預真の事情とその異能
玄道預真には人の悪意や害意というような悪感情が見える。
それは先天的にではなく後天的に宿った超常的な力である。
小さい頃に一人の女性が引き起こした理不尽かつ身勝手な事件に巻き込まれたことによって得てしまった超能力だ。
得てしまった――としたのは、それを預真が望んで手に入れたのではなく、現在進行形で手放したいと思っている力だからだ。
そもそも、預真の視力が定義する悪意や害意というような人間の負の感情が、一体どのようなものなのかという前提の議論もあるのだが、それは、正義とは、愛とは、などという永遠に答えが出ないだろうテーマなってしまうので、この際どうでもいい。
問題はその結果。
常時、人の悪意が見えているという世界がどういったものなのか。身の回りの現実にあてはめて想像してみたら理解できるだろうか。
例えば友達ができたとして、ふざけ合いの度を超えた悪感情を察知してしまう。
例えば恋人ができたとして、彼女が犯してしまうかもしれない背信を暴いてしまう。
それは他人だけではなく身内にも言えることで、父親、母親、それ以外にも関わりある全ての人間がどんな瞬間に、どの程度、自分や他人を疎んでいるのかを全てさらけ出してしまうのだ。
器用な人間ならば見て見ぬフリもできるだろう。
むしろ社会を上手に渡っていくという一面では、これ以上ないほど至上の能力の一つとも断言できるのかもしれない。
しかし、知ってしまった相手の持つ悪感情は時に人の心に深い傷を刻みつけてしまう。
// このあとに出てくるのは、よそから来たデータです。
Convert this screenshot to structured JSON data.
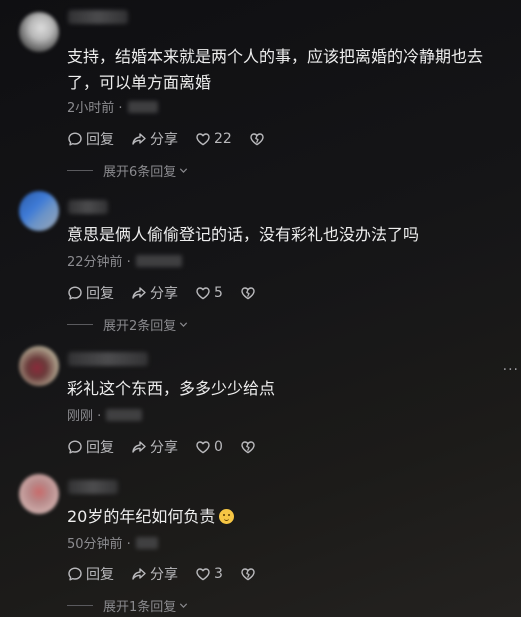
{
  "comments": [
    {
      "text": "支持，结婚本来就是两个人的事，应该把离婚的冷静期也去了，可以单方面离婚",
      "time": "2小时前 ·",
      "reply": "回复",
      "share": "分享",
      "likes": "22",
      "expand": "展开6条回复"
    },
    {
      "text": "意思是俩人偷偷登记的话，没有彩礼也没办法了吗",
      "time": "22分钟前 ·",
      "reply": "回复",
      "share": "分享",
      "likes": "5",
      "expand": "展开2条回复"
    },
    {
      "text": "彩礼这个东西，多多少少给点",
      "time": "刚刚 ·",
      "reply": "回复",
      "share": "分享",
      "likes": "0"
    },
    {
      "text": "20岁的年纪如何负责",
      "time": "50分钟前 ·",
      "reply": "回复",
      "share": "分享",
      "likes": "3",
      "expand": "展开1条回复"
    }
  ],
  "more_menu": "···",
  "icons": {
    "reply": "comment-bubble-icon",
    "share": "share-arrow-icon",
    "like": "heart-icon",
    "dislike": "broken-heart-icon",
    "emoji": "smiling-face-emoji"
  },
  "colors": {
    "background": "#151517",
    "text": "#eeeeee",
    "muted": "#8c8c90",
    "action": "#b9b9bc"
  }
}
周囲の環境によってはその力が自らを滅ぼす猛毒となり得るのだ。
本音と建前がベーシックな日本社会で心の一端を知ってしまう能力を持つ人間の安らげる場所は少ないのだ。
だが、幸いにも預真の母である聖香は、預真の宿った力を知った上で――生来持つ竹を割ったようなあけすけな性格もあるだろうが――上手く付き合ってくれていた。
それは彼女を育てた祖父母にも言える事で、自分は裏表の少ない彼等の性格によって辛うじて生かされていると預真は考えている。
友人にしてもそうだ。表面上はドライに見える右近との関係だが、目的に向かって忌憚なく悪意を向けてくる右近の本質を預真は気に入っている。
時折向けられるすがすがしいまでの悪ふざけも心地いいとさえ感じるほどだ。
度が過ぎれば毒となるのだが……。
けれど、預真がそれを口にすることは決してない。
恥ずかしいという本音も確かにあるが、それよりも、余計な情報を与えて、自然とにじみ出てくる彼等の個性が壊れてしまうのを恐れているのだ。
いや、右近の場合で言うのなら、本気で嫌ったとしても離れてはいかないと預真は知っている。
理由は単純明快。高嶺右近が異能という力の存在に憧れているからだ。
最終的には身に付けたいと画策しているといった方が正しいだろう。
こんな自分と友人関係を築いたのもそんな私欲が大きく絡んでいる。
これは本人からも聞かされているから間違いない。
打算的ともいえる関係だが預真はそれを有益であると考えている。
右近と付き合うことは即ち、自分に宿ってしまった力の秘密を暴くことの近道だからだ。
そんな右近の情報によると、今日の昼休みに偶然関わってしまった日向葵も同じような力を持っているのだという。
これも右近の企みとも思えるのだが、それは考え過ぎだろうか。
ともかく、日向葵は運命の赤い糸が見えるらしい。
中学時代に両思いと診断された男女の交際率は100%。ケースによっては結果的に結婚(年齢的に婚約という形になるのか?)にまで至ったカップルもいるらしく、彼女は愛のキューピットなどとも呼ばれ、1年女子ならず全学年の一部の女子から神格化されているとのことだ。
そんな冗談みたいな力がある訳が――と、実際に同じような能力を保有する預真には否定出来ない。
その根拠となるのが、右近が自分自身の欲求に従い発掘した三人の超能力者だ。
預真もその二人とは直接面識を持っているが、こうまで自分にそっくりな力を持っていると言われた人間は初めてだった。
真偽の程はつかないものの、その情報をもらった預真が無自覚にも葵に対してシンパシーを抱き、別件の理由と掛け合わせ、ついお節介を焼きたくなってしまうのも無理からぬことだったのかもしれない。